Les infrastructures routières en Guinée se détériorent à un rythme inquiétant, plus vite que leur temps de réalisation. L’alerte a été donnée ce mercredi 13 août 2025, par le président du conseil national de la transition (CNT), Dr Dansa Kourouma, lors de la plénière consacrée à l’examen de quatre accords, dont celui portant sur la construction de l’échangeur d’Enco 5, financé par le fonds koweïtien, et sur le projet routier Labé–Mali–Kédougou.
S’adressant au nouveau ministre des travaux publics, le président du CNT a insisté sur l’importance de l’entretien « Construire est bon, mais entretenir ce qui est construit est plus important et plus difficile », a-t-il déclaré, déplorant l’état actuel de certaines autoroutes de la capitale, dégradées par les pluies et le manque d’entretien.
Avec des images parlantes, Dr Kourouma a comparé l’évolution des nids-de-poule aux « nids d’éléphants » puis aux « nids de baleines » lorsqu’ils ne sont pas rapidement réparés, rendant certaines routes impraticables. Il a appelé à s’inspirer des pays voisins qui interviennent immédiatement dès l’apparition d’un trou sur la chaussée afin d’éviter des blocages prolongés.
Le président du CNT a également rappelé que la population attend des solutions concrètes sur l’état des routes, des centres de santé et des infrastructures publiques, au-delà des débats constitutionnels. Il a souligné la nécessité d’une utilisation judicieuse et contrôlée des fonds issus des emprunts contractés, afin que les générations futures, amenées à rembourser ces dettes, puissent encore bénéficier des infrastructures construites.
Sur le plan budgétaire, Dr Dansa Kourouma a pointé du doigt le faible taux d’exécution des crédits alloués aux Travaux publics. Des propos corroborés par l’honorable Hamidou Camara, président de la commission du Plan, des Affaires financières et du Contrôle budgétaire, qui a révélé que sur une enveloppe de 1.770 milliards GNF, seuls 513 milliards avaient été engagés après huit mois, sans aucun paiement effectué.
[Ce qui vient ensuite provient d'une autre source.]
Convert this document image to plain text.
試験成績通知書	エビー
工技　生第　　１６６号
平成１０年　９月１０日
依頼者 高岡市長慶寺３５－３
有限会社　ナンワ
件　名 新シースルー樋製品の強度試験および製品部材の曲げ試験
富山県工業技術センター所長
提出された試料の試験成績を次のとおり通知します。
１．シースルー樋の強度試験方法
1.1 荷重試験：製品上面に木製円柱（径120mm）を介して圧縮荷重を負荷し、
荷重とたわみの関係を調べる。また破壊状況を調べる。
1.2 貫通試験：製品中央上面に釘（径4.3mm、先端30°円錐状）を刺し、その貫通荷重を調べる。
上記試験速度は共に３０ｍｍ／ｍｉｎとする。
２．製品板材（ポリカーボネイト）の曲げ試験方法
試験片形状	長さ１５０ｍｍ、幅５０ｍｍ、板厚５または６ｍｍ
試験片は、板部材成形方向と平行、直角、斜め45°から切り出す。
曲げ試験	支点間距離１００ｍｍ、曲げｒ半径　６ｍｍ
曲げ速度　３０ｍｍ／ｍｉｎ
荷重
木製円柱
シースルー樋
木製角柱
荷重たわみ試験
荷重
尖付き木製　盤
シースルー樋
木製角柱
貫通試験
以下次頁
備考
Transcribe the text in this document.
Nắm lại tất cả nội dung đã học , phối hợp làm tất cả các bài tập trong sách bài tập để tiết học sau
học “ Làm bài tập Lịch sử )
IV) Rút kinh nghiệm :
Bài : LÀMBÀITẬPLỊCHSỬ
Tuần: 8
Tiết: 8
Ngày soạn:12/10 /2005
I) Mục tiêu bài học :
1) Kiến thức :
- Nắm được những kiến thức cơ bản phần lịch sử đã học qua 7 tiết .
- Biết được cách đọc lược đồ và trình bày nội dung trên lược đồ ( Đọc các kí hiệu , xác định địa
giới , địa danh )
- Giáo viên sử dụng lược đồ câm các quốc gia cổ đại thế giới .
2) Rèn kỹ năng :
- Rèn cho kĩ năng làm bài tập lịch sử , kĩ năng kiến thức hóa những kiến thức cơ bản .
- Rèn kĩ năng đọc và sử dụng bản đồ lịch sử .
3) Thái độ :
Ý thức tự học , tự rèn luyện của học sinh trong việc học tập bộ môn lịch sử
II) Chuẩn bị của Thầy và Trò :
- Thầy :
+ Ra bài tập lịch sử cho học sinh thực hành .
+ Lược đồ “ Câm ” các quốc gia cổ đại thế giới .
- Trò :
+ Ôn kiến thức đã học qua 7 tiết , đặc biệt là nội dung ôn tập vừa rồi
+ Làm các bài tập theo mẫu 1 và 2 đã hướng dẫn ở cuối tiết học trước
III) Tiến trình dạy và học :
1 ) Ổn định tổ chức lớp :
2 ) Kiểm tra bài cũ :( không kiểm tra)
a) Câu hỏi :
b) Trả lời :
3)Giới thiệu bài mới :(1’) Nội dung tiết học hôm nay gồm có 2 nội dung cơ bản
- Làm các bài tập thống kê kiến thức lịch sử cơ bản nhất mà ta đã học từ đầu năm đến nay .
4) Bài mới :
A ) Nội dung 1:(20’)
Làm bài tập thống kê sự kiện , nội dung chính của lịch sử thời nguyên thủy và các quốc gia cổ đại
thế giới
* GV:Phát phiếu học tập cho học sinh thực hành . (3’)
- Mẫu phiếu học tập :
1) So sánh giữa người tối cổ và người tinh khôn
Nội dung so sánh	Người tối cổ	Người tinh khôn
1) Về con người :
Les directions des routes préfectorales et nationales présentent respectivement des taux d’engagement de 6 % et 1 %.
Le président du CNT a partir ailleurs reconnu les avancées réalisées dans certaines zones, tout en réitérant l’urgence d’un entretien régulier des routes. « Si on n’entretient pas, tout se dégrade », a-t-il insisté, invitant le ministre à tirer les leçons et à agir en conséquence.